Так и должно было быть. Мы объявили всем, что так и будет. В провинциальном царстве шерсти мы были принцами и принцессами, а в городе смога собирались зажить как короли. Мы произнесли заклинание и призвали богов. Дело было верное.
* * *
В ту зиму мы вшестером спали на полу в свободной комнате у нашей подруги‑певицы. Квартирка была тесная, как обувная коробка, и находилось в Хайбери‑Нью‑парке, лондонском гетто для северян. Завернувшись в вонючие спальники, как в коконы, мы ждали весны, чтобы превратиться в бабочек. Ночью пол шевелился, как живой ковер, а в воздухе уже не оставалось кислорода, но на улице было слишком холодно и много копоти, чтобы открывать окно. Во всех этих журналах и по телику никогда не говорили, до чего в Лондоне все ветхое, забитое мусором и грязное. Грязища была еще та. Наденешь чистую футболку, постоишь десять минут у чудовищно забитой машинами проезжей части, под свинцовой вонью выхлопных газов, и ты уже весь черный. Высморкаешься – а сопли черные, сотрешь макияж, и на вате останется что‑то черное, похожее на песчинки, и это не тушь. У грязи был свой собственный запах, кислый и затхлый, он висел в неподвижном воздухе как липкая завеса.
|
Назад, домой, думали мы – каждый про себя, но не трогались с места, боясь, что нас сочтут слабаками, – холодный свежий ветер с болот гулял по узким ущельям между домов из песчаника, он был сдобрен слабым ароматом вереска и сладковатой пылью с гор, он прочищал извилистые улицы и зажигал розы румянца на наших щеках.
Но мечтать о доме было без толку. Мы приехали сюда, чтобы остаться, чтобы оставить свой след. Поэтому мы заставляли себя вернуться в настоящее и думать примерно так: да кого волнуют все эти «грозовые перевалы» [38], если мы можем взойти на Олимп, а приглашением нам послужит статья в престижном музыкальном журнале – о том, что мы со скоростью кометы ворвались в мир звезд и культовых фигур, или моя скалящаяся физиономия, изображенная на обложке журнала «Time Out» – как маска театра кабуки, глаза девчонки‑бунтовщицы, пылающие безумием и гневом. Слава, думали мы (ведь нас так и не научили думать иначе), ценнее чем хлеб, а дурная слава все же лучше чем безвестность. Нам не нужно было стоять в очереди таких же беглецов, осаждавших двери ночного клуба, и слушать оборванные гласные и певучий акцент выходцев с севера, запада и всяких разных отличных городов, раскиданных по всей стране. Лондонцы обычно называют эти города «провинцией» и произносят это таким тоном, что хочется плюнуть им в глаза.
|
Итак, мы прошли мимо тянущих слоги ливерпульцев и словно давящихся словами бирмингемцев, толпящихся в очереди, и шагнули в облако запахов пачули, пережженных щипцами причесок и лака для волос, в край обетованный, о котором тем, кто снаружи, оставалось только мечтать. Ух ты, лондонский ночной клуб! Ковры поросли слоем грязи и выплюнутой жвачки и хорошенько замаринованы в рвоте и пролитом пиве. Посуда пластиковая, а разбавленные водой напитки стоят баснословных денег; в туалетах на полу болото, а убогие, вонючие, исписанные всевозможными словами кабинки, в которых никогда нет бумаги, хлопают сломанными дверьми. В Лондоне никто ничего не получает за просто так, и, как бы ты ни был смышлен и оборотист, настоящего лондонца тебе не обойти.

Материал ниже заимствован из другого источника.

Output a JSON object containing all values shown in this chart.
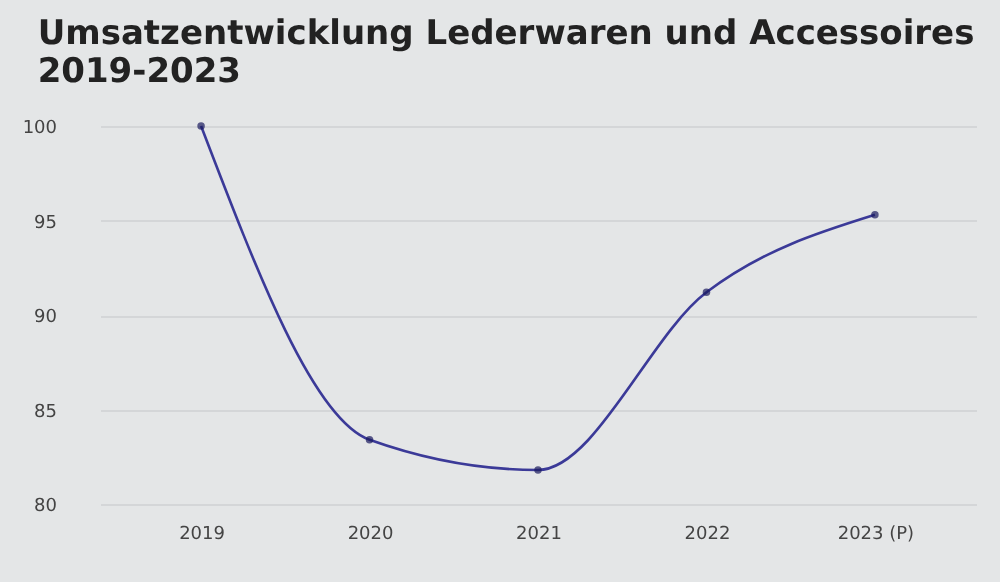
{
  "chart_data": {
    "type": "line",
    "title": [
      "Umsatzentwicklung Lederwaren und Accessoires",
      "2019-2023"
    ],
    "categories": [
      "2019",
      "2020",
      "2021",
      "2022",
      "2023 (P)"
    ],
    "series": [
      {
        "color": "#3b3a98",
        "values": [
          100,
          83.4,
          81.8,
          91.2,
          95.3
        ]
      }
    ],
    "ylim": [
      80,
      100
    ],
    "yticks": [
      80,
      85,
      90,
      95,
      100
    ],
    "grid": "y",
    "marker": "circle",
    "line_style": "solid",
    "legend": false
  }
}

Правда, мы так и не встретили ни одного коренного лондонца. Рожденного и выросшего здесь. Может, они и водились где‑то поблизости, но нам не попалось ни одного. Ни одного, кто мог бы, не покривив душой, сказать, что он вошел в эту юдоль скорбей под радостный перезвон колоколов церкви Сент‑Мэри‑ле‑Боу и хриплый, убаюкивающий голос пианиста в старом пабе, распевающего «Можа, эт потому, што я лонда‑анец», и что ему при рождении милостиво улыбались королевские особы с тарелками маринованных миног и устриц. Нет, конечно, многие говорили, что они из Лондона, но где‑то в пыльных складках их наскоро забытого прошлого скрывались другие города. Ну, естественно, господи‑боже‑мой, они прожили в Лондоне всю жизнь. Но приехали они из Лестера, или Бристоля, или Глазго, или с Кипра, или из Афин, из Берлина или из Анкары. Они приехали, чтобы прославиться, но, пока этот светлый день не настал, они мыли посуду и разносили тарелки с дешевой жирной пищей в забегаловках или отчаянно, прилагая все силы, боролись с несправедливостью и грабежом, пытаясь выбить себе пособие по безработице.
|
Да, Лондон встретил нас, как и многих других, холодно. Но разве нас это пугало? Если на душе скребли кошки и возникала тоска по дому, мы расправляли плечи, вытирали глаза (если были девчонками) или покрепче стискивали зубы (если были парнями) и начинали свою точно‑ведущую‑к‑славе карьеру в мире искусства заново. Мы им еще покажем, нас не сломить, мы не поползем домой на брюхе, как побитые дворняги, – о нет, завтра у нас встреча со звукозаписывающей компанией, где мы будем диктовать свои условия, а сегодня перформанс на старом складе у реки, где ожидается инсталляция с участием обнаженной модели, лежащей в ванне с желе – работа самого остромодного дуэта художников, там же будет горстка напыщенных скин‑панковых поэтов и парочка новых, но уже хитовых лондонских групп, собранных из осколков других лондонских групп, которые были на пике успеха в прошлом году.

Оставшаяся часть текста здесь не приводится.